Il était une bergère

Vous connaissez la chanson. La fameuse bergère qui allait au marché ressemble un peu à Emmanuel Macron. Il porte sur la tête les trois pommes qui représentent les espoirs des Français, enfin ceux qui restent convaincus qu’il peut en même temps raser gratis demain et redresser les comptes aujourd’hui, et qui sont de moins en moins nombreux si l’on en juge par le nouveau sondage qui lui donne seulement 36 % d’opinions favorables. Pour beaucoup de nos concitoyens, la ligne de conduite du gouvernement est complètement illisible et contradictoire : « Trois pas en avant, trois pas en arrière, trois pas sur le côté, trois pas de l’autre côté ! »

Prenons par exemple le budget de l’armée.
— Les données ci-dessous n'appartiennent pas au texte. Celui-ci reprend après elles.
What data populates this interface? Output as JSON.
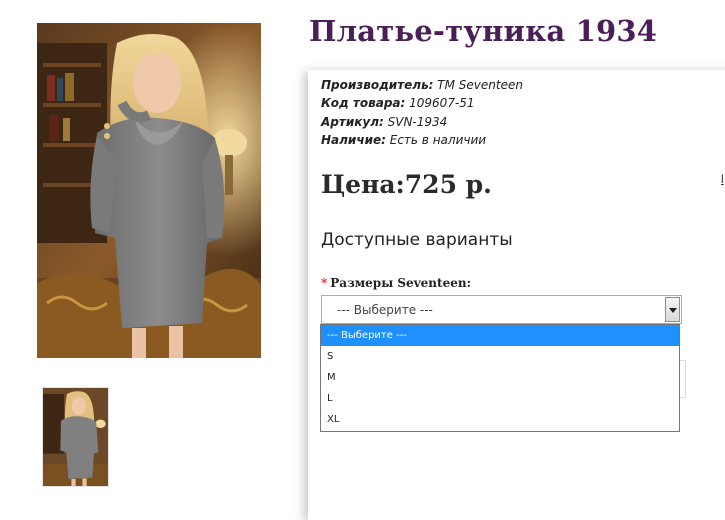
{
  "product": {
    "title": "Платье-туника 1934",
    "manufacturer_label": "Производитель:",
    "manufacturer_value": "TM Seventeen",
    "code_label": "Код товара:",
    "code_value": "109607-51",
    "article_label": "Артикул:",
    "article_value": "SVN-1934",
    "stock_label": "Наличие:",
    "stock_value": "Есть в наличии",
    "price": "Цена:725 р."
  },
  "options": {
    "heading": "Доступные варианты",
    "required_mark": "*",
    "size_label": "Размеры Seventeen:",
    "select_value": "--- Выберите ---",
    "dropdown": [
      "--- Выберите ---",
      "S",
      "M",
      "L",
      "XL"
    ]
  },
  "colors": {
    "title": "#4a1f57",
    "highlight": "#1e90ff",
    "required": "#e0282c"
  }
}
Macron a promis de l’augmenter pour le porter à 2 % au terme de son quinquennat, et sa première mesure consiste à raboter les dépenses militaires pour 2017. Trois pas en avant, trois pas en arrière. Même stratégie concernant les dotations aux collectivités locales, que l’on baisse immédiatement pour mieux les stabiliser ensuite, parait-il. On comprend la méfiance des élus locaux, habitués à faire les frais des restrictions budgétaires. Concernant les pas de côté, notons le cafouillage sur la taxe d’habitation, avec sa réforme annoncée, puis reportée avant d’être maintenue. On peut ranger dans la même catégorie le flou savamment entretenu sur le contenu des ordonnances sur la réforme du Code du travail dans le but évident de mettre le pays devant le fait accompli à la rentrée. Même valse-hésitation sur les APL, dont la baisse a été « une connerie sans nom », de l’aveu même du chef de l’état, qui admet ainsi implicitement que son autorité est bafouée par ses propres collaborateurs.

Avec un dévissage aussi spectaculaire, on se demande jusqu’où peut descendre la popularité du chef de l’état. Pourra-t-il battre le record de François Hollande qui a touché le fond avec 11 % d’opinions favorables fin 2016 ? Ces cinq années risquent de paraitre bien longues aux Français, dont les dernières illusions semblent en train de disparaitre, mais elles seront très courtes pour l’opposition, laminée par la vague de fond électorale, désertée par les militants, exsangue financièrement. Ce sera très dur notamment pour le Parti socialiste, qui vit peut-être ses derniers mois sous ce nom-là et dans ses locaux de la rue de Solferino, promis à la vente pour sauver les meubles, ou ce qu’il en reste. Il reste un peu moins de 5 ans pour refonder une gauche sur des bases idéologiques plus claires, en se démarquant de la social-démocratie et de ses tentations droitières, dont Emmanuel Macron est un avatar. Ce ne sera pas de trop.